With a rerouting of traffic around unincorporated Sheridan beginning next week, Caltrans will begin final construction on an 11.7-mile, $292 million bypass of 65 around the Placer County city.
Dawn Johnson, who commutes four to five days a week from Folsom to her job in Yuba City, said she's been counting the days lately.
"When I first started it two years ago, it wasn't too bad," said Johnson, the marketing director at Yuba Sutter Mall. "Now the traffic is horrible."
Eliminating the stop-and-go nature of going through the heart of Lincoln and decreasing traffic time is the goal for the bypass, which is scheduled to formally open this fall.
Caltrans spokesman Gilbert Mohtes-Chan said the temporary configuration will send drivers on a path between the current road and Union Pacific railroad tracks to the west. Rerouting traffic will allow construction crews to connect the bypass to existing Highway 65 nearby.
Once the bypass opens, drivers should notice a difference, he said. Initial projections for the bypass estimated a 300 percent reduction in delays if it were built.
"They'll save a valuable amount of time," he said. "It's more of an expressway in that section."
But the bypass will still have three stoplights: One in Sheridan, one at West Wise Road near Lincoln, and one at Nelson Lane west of Lincoln.

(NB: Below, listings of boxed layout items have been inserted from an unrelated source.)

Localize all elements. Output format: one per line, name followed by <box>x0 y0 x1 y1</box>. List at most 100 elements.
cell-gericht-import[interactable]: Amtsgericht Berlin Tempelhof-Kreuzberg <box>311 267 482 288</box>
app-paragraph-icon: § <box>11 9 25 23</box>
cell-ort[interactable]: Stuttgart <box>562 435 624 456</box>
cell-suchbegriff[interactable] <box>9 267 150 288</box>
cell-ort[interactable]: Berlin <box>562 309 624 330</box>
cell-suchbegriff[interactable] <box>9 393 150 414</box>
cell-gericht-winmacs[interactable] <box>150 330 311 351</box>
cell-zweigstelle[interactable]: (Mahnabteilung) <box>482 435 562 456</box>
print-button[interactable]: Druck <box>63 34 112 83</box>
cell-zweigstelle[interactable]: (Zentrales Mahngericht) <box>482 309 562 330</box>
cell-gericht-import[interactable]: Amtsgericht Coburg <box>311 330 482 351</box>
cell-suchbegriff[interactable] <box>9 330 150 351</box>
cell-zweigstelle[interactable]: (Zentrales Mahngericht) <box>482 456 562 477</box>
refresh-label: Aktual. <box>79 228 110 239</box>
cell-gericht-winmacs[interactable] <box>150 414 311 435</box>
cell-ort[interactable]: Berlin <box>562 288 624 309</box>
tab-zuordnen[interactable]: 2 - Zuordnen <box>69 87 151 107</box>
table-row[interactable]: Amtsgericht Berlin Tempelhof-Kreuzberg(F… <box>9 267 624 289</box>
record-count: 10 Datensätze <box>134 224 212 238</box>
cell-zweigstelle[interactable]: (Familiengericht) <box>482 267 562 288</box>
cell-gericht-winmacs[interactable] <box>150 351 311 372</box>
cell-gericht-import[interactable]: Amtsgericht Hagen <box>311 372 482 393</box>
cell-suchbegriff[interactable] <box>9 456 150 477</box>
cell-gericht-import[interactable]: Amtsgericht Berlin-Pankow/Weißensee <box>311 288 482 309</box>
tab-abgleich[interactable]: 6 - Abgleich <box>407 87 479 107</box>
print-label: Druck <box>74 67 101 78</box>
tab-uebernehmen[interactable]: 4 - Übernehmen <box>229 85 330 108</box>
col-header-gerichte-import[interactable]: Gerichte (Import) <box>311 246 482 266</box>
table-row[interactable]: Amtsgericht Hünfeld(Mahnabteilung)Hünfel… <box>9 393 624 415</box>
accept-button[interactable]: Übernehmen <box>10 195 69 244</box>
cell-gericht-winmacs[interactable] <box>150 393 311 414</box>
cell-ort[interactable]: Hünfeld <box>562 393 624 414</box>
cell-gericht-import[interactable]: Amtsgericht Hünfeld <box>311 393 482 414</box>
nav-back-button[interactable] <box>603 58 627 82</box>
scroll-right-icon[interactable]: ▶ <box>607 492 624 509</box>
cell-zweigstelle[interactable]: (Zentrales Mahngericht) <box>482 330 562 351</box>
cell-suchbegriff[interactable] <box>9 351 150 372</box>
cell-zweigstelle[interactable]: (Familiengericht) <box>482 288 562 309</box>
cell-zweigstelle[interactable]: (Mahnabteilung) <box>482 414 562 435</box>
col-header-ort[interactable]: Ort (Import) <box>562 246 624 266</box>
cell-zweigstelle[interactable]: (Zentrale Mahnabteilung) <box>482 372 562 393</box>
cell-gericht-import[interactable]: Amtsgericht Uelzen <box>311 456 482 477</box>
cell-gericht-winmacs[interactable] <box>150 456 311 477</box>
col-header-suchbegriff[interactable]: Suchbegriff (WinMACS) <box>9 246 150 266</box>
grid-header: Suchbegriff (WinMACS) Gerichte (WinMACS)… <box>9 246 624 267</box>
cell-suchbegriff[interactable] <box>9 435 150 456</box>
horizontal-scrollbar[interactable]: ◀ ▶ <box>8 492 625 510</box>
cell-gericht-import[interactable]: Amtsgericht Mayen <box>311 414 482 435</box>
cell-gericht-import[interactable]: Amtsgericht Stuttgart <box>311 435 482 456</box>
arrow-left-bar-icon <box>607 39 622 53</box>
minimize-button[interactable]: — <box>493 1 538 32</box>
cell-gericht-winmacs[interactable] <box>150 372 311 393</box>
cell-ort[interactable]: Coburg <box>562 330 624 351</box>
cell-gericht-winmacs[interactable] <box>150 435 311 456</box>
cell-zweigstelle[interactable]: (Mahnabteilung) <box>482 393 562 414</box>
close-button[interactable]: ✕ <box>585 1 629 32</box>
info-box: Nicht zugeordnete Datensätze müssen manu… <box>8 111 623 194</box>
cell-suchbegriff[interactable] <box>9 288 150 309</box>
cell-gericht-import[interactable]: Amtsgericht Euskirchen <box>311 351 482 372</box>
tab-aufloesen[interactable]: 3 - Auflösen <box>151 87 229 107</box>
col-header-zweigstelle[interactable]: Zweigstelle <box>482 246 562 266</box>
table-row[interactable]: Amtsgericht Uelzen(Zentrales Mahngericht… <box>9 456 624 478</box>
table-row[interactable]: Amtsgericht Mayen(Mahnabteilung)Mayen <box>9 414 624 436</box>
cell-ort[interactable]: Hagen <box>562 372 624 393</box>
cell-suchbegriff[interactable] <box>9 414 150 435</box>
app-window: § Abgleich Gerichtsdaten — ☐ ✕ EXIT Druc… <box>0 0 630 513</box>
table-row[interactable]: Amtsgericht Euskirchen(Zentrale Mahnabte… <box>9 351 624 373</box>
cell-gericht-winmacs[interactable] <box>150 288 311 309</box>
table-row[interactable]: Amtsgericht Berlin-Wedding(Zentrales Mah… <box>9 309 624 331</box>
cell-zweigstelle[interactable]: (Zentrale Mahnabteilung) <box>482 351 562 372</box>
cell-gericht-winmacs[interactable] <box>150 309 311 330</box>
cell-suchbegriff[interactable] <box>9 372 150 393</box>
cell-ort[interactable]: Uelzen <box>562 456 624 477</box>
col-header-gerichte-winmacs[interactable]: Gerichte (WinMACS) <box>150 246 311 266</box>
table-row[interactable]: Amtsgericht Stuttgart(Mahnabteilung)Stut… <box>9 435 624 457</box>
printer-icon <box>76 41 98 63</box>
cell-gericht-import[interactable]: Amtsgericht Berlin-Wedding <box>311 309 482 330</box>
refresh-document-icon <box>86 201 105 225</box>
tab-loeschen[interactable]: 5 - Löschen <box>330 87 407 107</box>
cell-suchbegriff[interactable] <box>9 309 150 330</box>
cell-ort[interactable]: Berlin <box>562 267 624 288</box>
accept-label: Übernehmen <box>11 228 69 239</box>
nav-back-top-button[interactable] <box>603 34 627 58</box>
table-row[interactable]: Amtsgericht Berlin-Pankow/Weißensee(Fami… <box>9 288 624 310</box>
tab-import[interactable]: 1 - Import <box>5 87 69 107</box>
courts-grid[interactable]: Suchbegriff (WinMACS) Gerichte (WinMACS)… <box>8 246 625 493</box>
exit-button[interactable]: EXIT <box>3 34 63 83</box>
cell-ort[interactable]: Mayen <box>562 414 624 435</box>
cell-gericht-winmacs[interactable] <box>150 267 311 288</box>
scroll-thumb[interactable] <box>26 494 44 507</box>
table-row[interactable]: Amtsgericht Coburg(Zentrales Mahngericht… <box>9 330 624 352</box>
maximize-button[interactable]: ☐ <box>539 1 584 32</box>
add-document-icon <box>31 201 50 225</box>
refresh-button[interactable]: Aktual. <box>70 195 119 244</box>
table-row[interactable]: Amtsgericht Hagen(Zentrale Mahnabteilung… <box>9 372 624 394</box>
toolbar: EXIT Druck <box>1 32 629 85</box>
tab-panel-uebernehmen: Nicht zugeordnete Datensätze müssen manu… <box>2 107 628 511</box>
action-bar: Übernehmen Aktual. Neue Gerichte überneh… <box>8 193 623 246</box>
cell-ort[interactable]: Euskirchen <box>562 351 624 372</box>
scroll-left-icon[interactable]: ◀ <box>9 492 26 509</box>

Carl Berexa, Caltrans senior resident engineer for the bypass project, said those lights will be mostly to
accommodate local traffic and shouldn't be as busy as those on 65 now in downtown Lincoln.
But even when the bypass opens, the work won't quite be done, both Berexa and Mohtes-Chan said. On portions of the bypass, crews will work on a second phase to make it four lanes rather than the current two. The second phase is scheduled to be completed next summer, Mohtes-Chan said.
A new bypass around Lincoln, though, won't be repeated in Wheatland anytime soon.
While it's been discussed, Mohtes-Chan said, there are no current plans to build a new route for Highway 65 around the south Yuba County city.
Yuba County Supervisor Roger Abe said he believes it's simply a matter of dollars, or a lack thereof.
"The county won't be able to do it, and the city I don't think can do it," he said. "Caltrans doesn't have the money to do it."
When the economy recovers and housing gears up again, Abe said, it might generate the kind of local fees necessary to explore such a project.
Mohtes-Chan added new population in Yuba County would also make the case for a bypass if it meant 65 became more congested through Wheatland.
In the meantime, Johnson said she'll be happy to save time on her commute, but does see one downside.
"I'll have to remember to fill up in Roseville," she said. "I've got to think the Lincoln merchants don't like it."